Calvin and Hobbes creator Bill Watterson has written a positive review of Schulz and Peanuts the new biography of Charles M. Schulz by David Michaelis for the Wall Street Journal.
The cartoons are also terrifically funny and edgy, even after all these years. The wonder of “Peanuts” is that it worked on so many levels simultaneously. Children could enjoy the silly drawings and the delightful fantasy of Snoopy, while adults could see the bleak undercurrent of cruelty, loneliness and failure, or the perpetual theme of unrequited love, or the strip’s stark visual beauty. If anything, I wish Mr. Michaelis’s biography had devoted more space to analyzing the strip on its own terms as an art. Knowing the sources of Schulz’s inspiration does not explain the imaginative power of the work.

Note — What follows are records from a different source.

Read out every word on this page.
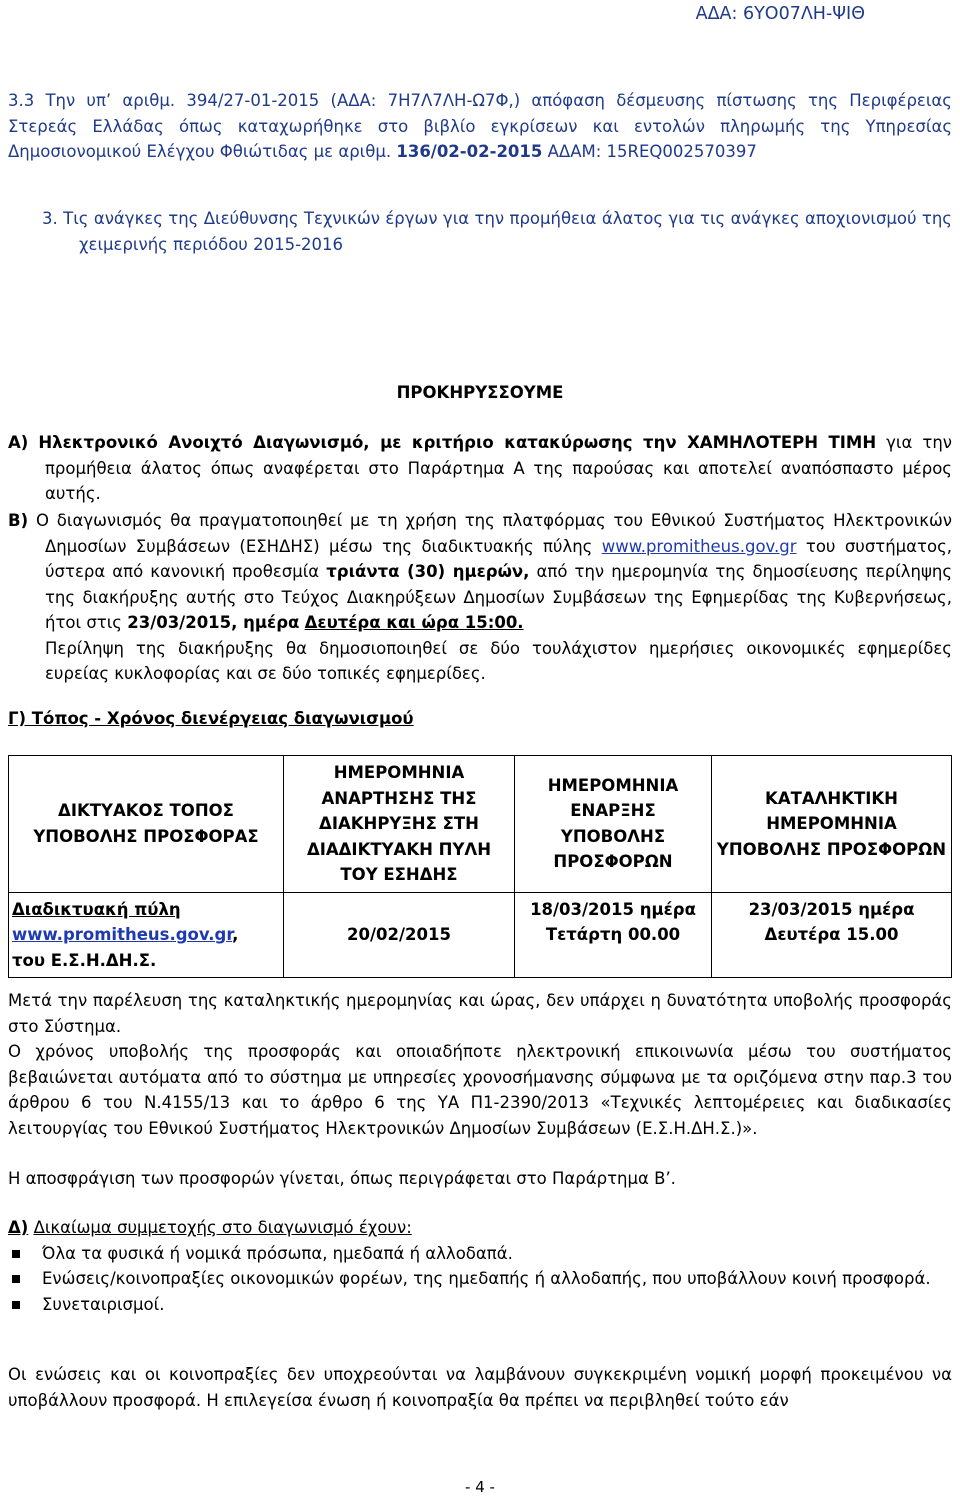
ΑΔΑ: 6ΥΟ07ΛΗ-ΨΙΘ

3.3 Την υπ’ αριθμ. 394/27-01-2015 (ΑΔΑ: 7Η7Λ7ΛΗ-Ω7Φ,) απόφαση δέσμευσης πίστωσης της Περιφέρειας Στερεάς Ελλάδας όπως καταχωρήθηκε στο βιβλίο εγκρίσεων και εντολών πληρωμής της Υπηρεσίας Δημοσιονομικού Ελέγχου Φθιώτιδας με αριθμ. 136/02-02-2015 ΑΔΑΜ: 15REQ002570397

3. Τις ανάγκες της Διεύθυνσης Τεχνικών έργων για την προμήθεια άλατος για τις ανάγκες αποχιονισμού της χειμερινής περιόδου 2015-2016

ΠΡΟΚΗΡΥΣΣΟΥΜΕ

Α) Ηλεκτρονικό Ανοιχτό Διαγωνισμό, με κριτήριο κατακύρωσης την ΧΑΜΗΛΟΤΕΡΗ ΤΙΜΗ για την προμήθεια άλατος όπως αναφέρεται στο Παράρτημα Α της παρούσας και αποτελεί αναπόσπαστο μέρος αυτής.

Β) Ο διαγωνισμός θα πραγματοποιηθεί με τη χρήση της πλατφόρμας του Εθνικού Συστήματος Ηλεκτρονικών Δημοσίων Συμβάσεων (ΕΣΗΔΗΣ) μέσω της διαδικτυακής πύλης www.promitheus.gov.gr του συστήματος, ύστερα από κανονική προθεσμία τριάντα (30) ημερών, από την ημερομηνία της δημοσίευσης περίληψης της διακήρυξης αυτής στο Τεύχος Διακηρύξεων Δημοσίων Συμβάσεων της Εφημερίδας της Κυβερνήσεως, ήτοι στις 23/03/2015, ημέρα Δευτέρα και ώρα 15:00.

Περίληψη της διακήρυξης θα δημοσιοποιηθεί σε δύο τουλάχιστον ημερήσιες οικονομικές εφημερίδες ευρείας κυκλοφορίας και σε δύο τοπικές εφημερίδες.

Γ) Τόπος - Χρόνος διενέργειας διαγωνισμού

ΔΙΚΤΥΑΚΟΣ ΤΟΠΟΣ ΥΠΟΒΟΛΗΣ ΠΡΟΣΦΟΡΑΣ	ΗΜΕΡΟΜΗΝΙΑ ΑΝΑΡΤΗΣΗΣ ΤΗΣ ΔΙΑΚΗΡΥΞΗΣ ΣΤΗ ΔΙΑΔΙΚΤΥΑΚΗ ΠΥΛΗ ΤΟΥ ΕΣΗΔΗΣ	ΗΜΕΡΟΜΗΝΙΑ ΕΝΑΡΞΗΣ ΥΠΟΒΟΛΗΣ ΠΡΟΣΦΟΡΩΝ	ΚΑΤΑΛΗΚΤΙΚΗ ΗΜΕΡΟΜΗΝΙΑ ΥΠΟΒΟΛΗΣ ΠΡΟΣΦΟΡΩΝ
Διαδικτυακή πύλη
www.promitheus.gov.gr,
του Ε.Σ.Η.ΔΗ.Σ.	20/02/2015	18/03/2015 ημέρα Τετάρτη 00.00	23/03/2015 ημέρα Δευτέρα 15.00

Μετά την παρέλευση της καταληκτικής ημερομηνίας και ώρας, δεν υπάρχει η δυνατότητα υποβολής προσφοράς στο Σύστημα.

Ο χρόνος υποβολής της προσφοράς και οποιαδήποτε ηλεκτρονική επικοινωνία μέσω του συστήματος βεβαιώνεται αυτόματα από το σύστημα με υπηρεσίες χρονοσήμανσης σύμφωνα με τα οριζόμενα στην παρ.3 του άρθρου 6 του Ν.4155/13 και το άρθρο 6 της ΥΑ Π1-2390/2013 «Τεχνικές λεπτομέρειες και διαδικασίες λειτουργίας του Εθνικού Συστήματος Ηλεκτρονικών Δημοσίων Συμβάσεων (Ε.Σ.Η.ΔΗ.Σ.)».

Η αποσφράγιση των προσφορών γίνεται, όπως περιγράφεται στο Παράρτημα Β’.

Δ) Δικαίωμα συμμετοχής στο διαγωνισμό έχουν:

Όλα τα φυσικά ή νομικά πρόσωπα, ημεδαπά ή αλλοδαπά.
Ενώσεις/κοινοπραξίες οικονομικών φορέων, της ημεδαπής ή αλλοδαπής, που υποβάλλουν κοινή προσφορά.
Συνεταιρισμοί.

Οι ενώσεις και οι κοινοπραξίες δεν υποχρεούνται να λαμβάνουν συγκεκριμένη νομική μορφή προκειμένου να υποβάλλουν προσφορά. Η επιλεγείσα ένωση ή κοινοπραξία θα πρέπει να περιβληθεί τούτο εάν

- 4 -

I was also surprised that Mr. Michaelis largely glossed over the later years of the strip, despite major shifts in its focus and tone. As newer characters developed into dominant voices, Charlie Brown receded, becoming almost avuncular, and “Peanuts” abandoned much of its earlier harshness. It would have been interesting to learn how Schulz’s conception of the strip changed over the years and what Peppermint Patty, Spike and Rerun offered him in the way of new expressive possibilities. I was not always enthusiastic about Schulz’s later choices, but it says something for Schulz that he resisted the simple, robotic repetition of a successful formula. In this, too, “Peanuts” was unlike most other comic strips.
For all the influence that “Peanuts” had on me, I was content to admire Schulz from afar, and like most of his millions of readers I never met him. Mr. Michaelis has done an extraordinary amount of digging and has written a perceptive and compelling account of Schulz’s life. This book finally introduces Charles Schulz to us all.